Ortalık zaten karışık. Bir de sen çıkma. Boyunu aşan işlere karışma. Laf mı şimdi bu?
Çıkmışlar. Türkiye'yle PYD arasında arabulucu olacaklarmış.
Sanki Türkiye'nin arabulmaya ihtiyacı varmış gibi. Sanki Fransa'nın bu işe gücü yetermiş gibi.
Bir tuhaf komiklik olarak duracak bu ifadeler tarih sahnesinde.
Ama dünyanın geldiği yeri göstermesi açısından ilginç.
Türkiye temizlik yapıyor. Membiç'e yükleniyor. Amerika'ya "boşalt burayı" demiş. Amerika "ben boşaltmasam da Türkiye'yle beraber dursak" noktasına kadar gelmiş.
Türkiye "bu da yetmez daha da gideceğiz" demiş. "Dikkat edin!
Amerikan askeri zayi olmasın" demiş.
Buna karşın Macron çıkmış. "Biz de gelelim" diyor. Amerika'nın duramadığı yere sen gelsen ne olur.
Tuhaf bir hal. Bunca yıldır Amerika'nın arkasına sığınıp dünya siyasetinde adım adım zayıflayan Avrupa'nın Suriye krizi için yapacak hiçbir şeyi yok.
Ne Almanya ne Fransa dünya siyasetinde rotasını belirleyebilmiş değil. Hala Amerika'ya bakıyorlar. Amerika'nın onlara baktığı ettiği yok. Macron da rol kapmanın peşinde. Başına ne gelebileceğine de baktığını zannetmiyorum. Bir deneme yapmış.

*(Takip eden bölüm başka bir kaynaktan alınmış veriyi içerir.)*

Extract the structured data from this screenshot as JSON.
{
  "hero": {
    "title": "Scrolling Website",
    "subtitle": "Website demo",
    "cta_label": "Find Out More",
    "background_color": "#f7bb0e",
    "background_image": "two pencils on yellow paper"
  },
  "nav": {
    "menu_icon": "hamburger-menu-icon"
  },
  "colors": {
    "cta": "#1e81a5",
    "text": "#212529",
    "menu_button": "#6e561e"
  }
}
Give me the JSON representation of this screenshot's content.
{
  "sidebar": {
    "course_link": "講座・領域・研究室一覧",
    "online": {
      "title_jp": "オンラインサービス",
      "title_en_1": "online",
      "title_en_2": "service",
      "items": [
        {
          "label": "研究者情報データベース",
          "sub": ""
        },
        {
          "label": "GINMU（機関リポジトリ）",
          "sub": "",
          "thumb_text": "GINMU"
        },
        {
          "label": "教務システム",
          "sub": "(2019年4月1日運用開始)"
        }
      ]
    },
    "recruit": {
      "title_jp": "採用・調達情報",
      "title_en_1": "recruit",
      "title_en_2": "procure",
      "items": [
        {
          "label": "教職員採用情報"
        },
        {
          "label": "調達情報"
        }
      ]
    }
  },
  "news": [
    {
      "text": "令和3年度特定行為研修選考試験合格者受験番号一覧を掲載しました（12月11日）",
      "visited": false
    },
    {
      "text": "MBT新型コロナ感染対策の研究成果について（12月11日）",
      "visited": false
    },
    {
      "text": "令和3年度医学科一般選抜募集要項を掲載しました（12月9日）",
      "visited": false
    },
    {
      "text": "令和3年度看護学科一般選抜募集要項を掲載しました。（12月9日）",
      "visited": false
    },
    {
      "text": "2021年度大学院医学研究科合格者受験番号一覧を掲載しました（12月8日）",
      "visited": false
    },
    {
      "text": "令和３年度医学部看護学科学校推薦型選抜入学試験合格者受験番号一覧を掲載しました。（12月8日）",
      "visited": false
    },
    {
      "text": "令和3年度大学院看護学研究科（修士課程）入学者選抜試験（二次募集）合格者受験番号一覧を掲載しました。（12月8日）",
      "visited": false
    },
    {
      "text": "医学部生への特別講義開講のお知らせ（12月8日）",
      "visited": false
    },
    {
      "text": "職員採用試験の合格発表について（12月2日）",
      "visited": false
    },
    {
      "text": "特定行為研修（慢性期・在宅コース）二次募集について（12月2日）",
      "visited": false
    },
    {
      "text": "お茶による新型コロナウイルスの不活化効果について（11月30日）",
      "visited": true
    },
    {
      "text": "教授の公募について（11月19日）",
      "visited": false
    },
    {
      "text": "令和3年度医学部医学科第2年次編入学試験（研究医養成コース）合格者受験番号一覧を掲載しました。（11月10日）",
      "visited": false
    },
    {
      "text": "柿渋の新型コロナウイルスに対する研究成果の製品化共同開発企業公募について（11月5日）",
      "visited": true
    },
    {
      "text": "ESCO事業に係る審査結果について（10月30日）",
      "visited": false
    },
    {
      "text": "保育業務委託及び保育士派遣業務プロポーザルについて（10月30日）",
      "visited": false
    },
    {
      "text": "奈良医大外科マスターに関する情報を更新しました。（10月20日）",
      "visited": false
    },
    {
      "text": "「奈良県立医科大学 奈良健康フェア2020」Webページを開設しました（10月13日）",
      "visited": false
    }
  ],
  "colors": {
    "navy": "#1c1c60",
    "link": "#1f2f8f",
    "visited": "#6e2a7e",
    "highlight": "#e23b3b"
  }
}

Ne anlama geldiğini bilmeden.
Avrupalı devletler yeni dünya siyasetinde bırakın pozisyon almayı, bu yeni siyasetin ne yöne gittiğini okuyabilmiş bile değiller. Ne olduğunu anlamıyorlar. Hala kendilerini Amerika'nın güvencesi altındaki ahlak zabıtası zannediyorlar. Bu nedenle de gün geçtikçe anlamsız hale geliyorlar.